Of course, I know that our families may not have the time to come and visit so much once we all get back into a normal working pattern. And we may be reluctant to travel to see them when the days are shorter and the weather changes. But with effort, most of us could find a few dates to put in the diary and make arrangements that will allow us to meet somewhere, somehow before too long. We should also think about regular Zooms or phone calls. Keeping in touch with relatives we like, and love, is a tonic.  
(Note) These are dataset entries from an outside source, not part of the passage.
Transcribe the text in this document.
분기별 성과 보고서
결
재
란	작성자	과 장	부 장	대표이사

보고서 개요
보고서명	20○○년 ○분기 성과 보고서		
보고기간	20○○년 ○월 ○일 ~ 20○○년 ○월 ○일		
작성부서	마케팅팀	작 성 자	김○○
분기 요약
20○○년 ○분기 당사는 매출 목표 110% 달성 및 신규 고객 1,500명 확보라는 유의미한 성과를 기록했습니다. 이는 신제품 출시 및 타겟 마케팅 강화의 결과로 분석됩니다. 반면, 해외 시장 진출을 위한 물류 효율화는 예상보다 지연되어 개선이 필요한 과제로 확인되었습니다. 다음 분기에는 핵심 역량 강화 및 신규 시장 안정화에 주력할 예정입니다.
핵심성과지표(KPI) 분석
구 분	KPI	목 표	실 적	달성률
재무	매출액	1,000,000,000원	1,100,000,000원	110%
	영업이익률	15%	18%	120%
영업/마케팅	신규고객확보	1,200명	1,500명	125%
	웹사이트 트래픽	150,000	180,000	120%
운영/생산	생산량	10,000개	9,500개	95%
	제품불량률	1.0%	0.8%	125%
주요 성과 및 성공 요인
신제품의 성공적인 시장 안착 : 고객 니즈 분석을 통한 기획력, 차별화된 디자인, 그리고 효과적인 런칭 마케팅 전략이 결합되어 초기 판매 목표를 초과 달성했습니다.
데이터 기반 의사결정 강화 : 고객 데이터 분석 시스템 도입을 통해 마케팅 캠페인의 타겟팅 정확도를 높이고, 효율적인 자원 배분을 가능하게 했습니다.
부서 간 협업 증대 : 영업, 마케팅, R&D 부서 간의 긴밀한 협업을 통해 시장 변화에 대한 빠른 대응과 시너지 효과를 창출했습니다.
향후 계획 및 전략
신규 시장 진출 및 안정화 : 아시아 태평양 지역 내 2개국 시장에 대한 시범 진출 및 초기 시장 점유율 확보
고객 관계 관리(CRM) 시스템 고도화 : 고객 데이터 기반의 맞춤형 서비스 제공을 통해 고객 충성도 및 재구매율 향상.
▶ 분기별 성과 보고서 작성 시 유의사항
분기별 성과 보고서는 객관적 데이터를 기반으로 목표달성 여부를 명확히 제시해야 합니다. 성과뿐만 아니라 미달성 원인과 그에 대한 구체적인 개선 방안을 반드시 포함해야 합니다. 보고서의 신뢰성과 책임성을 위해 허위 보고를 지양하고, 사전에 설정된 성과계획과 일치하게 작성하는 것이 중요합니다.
One of the summer activities I always value is the opportunity to have leisurely, elongated meals, often outside, with friends. Sadly, the weather will soon put paid to al fresco dining, but our crucial friendships need nurturing in person if they’re to remain close and to do us good. So, could we manage that another way? Perhaps with regular cosy suppers around the kitchen table?  

It’s true that planning to see friends or family can be difficult and is yet one more thing to sort in our busy lives, but we really do need to schedule such events, because spontaneity tends to fly out the window once the evenings draw in.  

Another loss as we return to school and work is the companionship we’ve had during the holidays with our partner or immediate family. I think the remedy here is to ensure that weekends feel like mini-holidays, and to resist the urge to pack them with shopping, DIY and other chores at the expense of having fun. If a weekend can feel like a real, relaxing respite, you’ll feel much more refreshed when Monday comes round again.

One mum and dad I know who have kids in their early teens, had a long think about this and decided to do a big family shop on Wednesdays after work, and to fit laundry and cleaning the house into Friday evenings. All the family have to help with this, but it does free up plenty of hours on Saturdays and Sundays which can be used for drives to the coast, or to play or watch football, or simply to have meals together and view movies.  

So, let’s do all we can to bring elements of the last few months into our autumn and winter. It would be great, wouldn’t it, to extend that “holiday feeling” for a while longer?